During the Siege of Kimberley, Kamfers Dam was the scene of a skirmish on December 9, 1899. Subsequently a large Boer cannon which started firing 96 lb. shells at the town on February 7, 1900 was stationed at Kamfers Dam. A number of cavalry sorties were made from Kimberley in attempts to capture it. The heavy gun and its crew however evaded capture after the relief of the siege, when its retreat was covered by Boer defensive positions at Dronfield.

==Mass Flamingo Exodus==
According to 2025 report, once home to tens of thousands of breeding flamingos, Kamfers Dam has been abandoned after years of pollution. The local sewage treatment plant became progressively dysfunctional over time which discharged approximately 36 megaliters of untreated sewage into the dam each day. This influx of contaminated water devastated the habitat and thus forcing the flamingos to flee.

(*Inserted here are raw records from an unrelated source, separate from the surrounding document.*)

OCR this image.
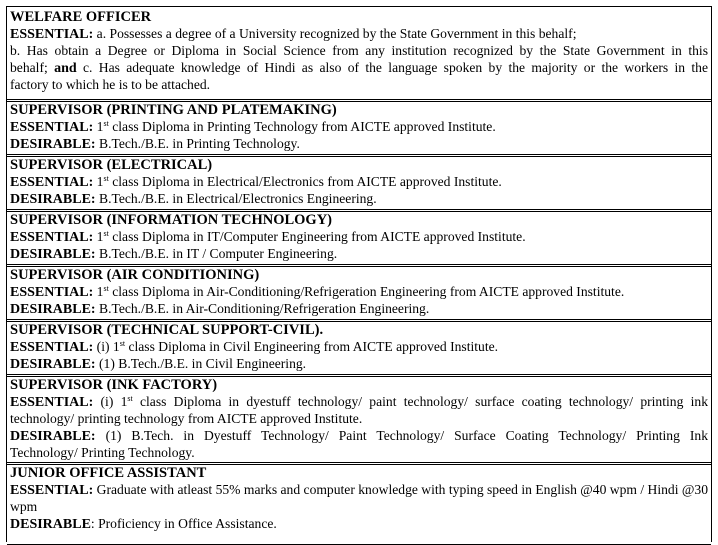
WELFARE OFFICER
ESSENTIAL: a. Possesses a degree of a University recognized by the State Government in this behalf;
b. Has obtain a Degree or Diploma in Social Science from any institution recognized by the State Government in this
behalf; and c. Has adequate knowledge of Hindi as also of the language spoken by the majority or the workers in the
factory to which he is to be attached.
SUPERVISOR (PRINTING AND PLATEMAKING)
ESSENTIAL: 1st class Diploma in Printing Technology from AICTE approved Institute.
DESIRABLE: B.Tech./B.E. in Printing Technology.
SUPERVISOR (ELECTRICAL)
ESSENTIAL: 1st class Diploma in Electrical/Electronics from AICTE approved Institute.
DESIRABLE: B.Tech./B.E. in Electrical/Electronics Engineering.
SUPERVISOR (INFORMATION TECHNOLOGY)
ESSENTIAL: 1st class Diploma in IT/Computer Engineering from AICTE approved Institute.
DESIRABLE: B.Tech./B.E. in IT / Computer Engineering.
SUPERVISOR (AIR CONDITIONING)
ESSENTIAL: 1st class Diploma in Air-Conditioning/Refrigeration Engineering from AICTE approved Institute.
DESIRABLE: B.Tech./B.E. in Air-Conditioning/Refrigeration Engineering.
SUPERVISOR (TECHNICAL SUPPORT-CIVIL).
ESSENTIAL: (i) 1st class Diploma in Civil Engineering from AICTE approved Institute.
DESIRABLE: (1) B.Tech./B.E. in Civil Engineering.
SUPERVISOR (INK FACTORY)
ESSENTIAL: (i) 1st class Diploma in dyestuff technology/ paint technology/ surface coating technology/ printing ink
technology/ printing technology from AICTE approved Institute.
DESIRABLE: (1) B.Tech. in Dyestuff Technology/ Paint Technology/ Surface Coating Technology/ Printing Ink
Technology/ Printing Technology.
JUNIOR OFFICE ASSISTANT
ESSENTIAL: Graduate with atleast 55% marks and computer knowledge with typing speed in English @40 wpm / Hindi @30
wpm
DESIRABLE: Proficiency in Office Assistance.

The population of flamingos gathered to breed in May 2020 reached around 71,000 with up to 5,000 chicks hatching during the breeding season.

Despite earlier successes, the ecological health of Kamfers Dam has rapidly deteriorated. Outbreaks of botulism which is a lethal disease linked to polluted water have earlier also claimed the lives of many birds.

Earlier in 2019, harsh summer heat combined with a reported halt in water being pumped into Kamfers Dam caused the area to dry up. Around 2,000 baby flamingos were left stranded in sweltering conditions when their habitat disappeared. To save them, the chicks had to be airlifted with help of a mining company aircraft to a conservation center nearly 950 km away in Cape Town.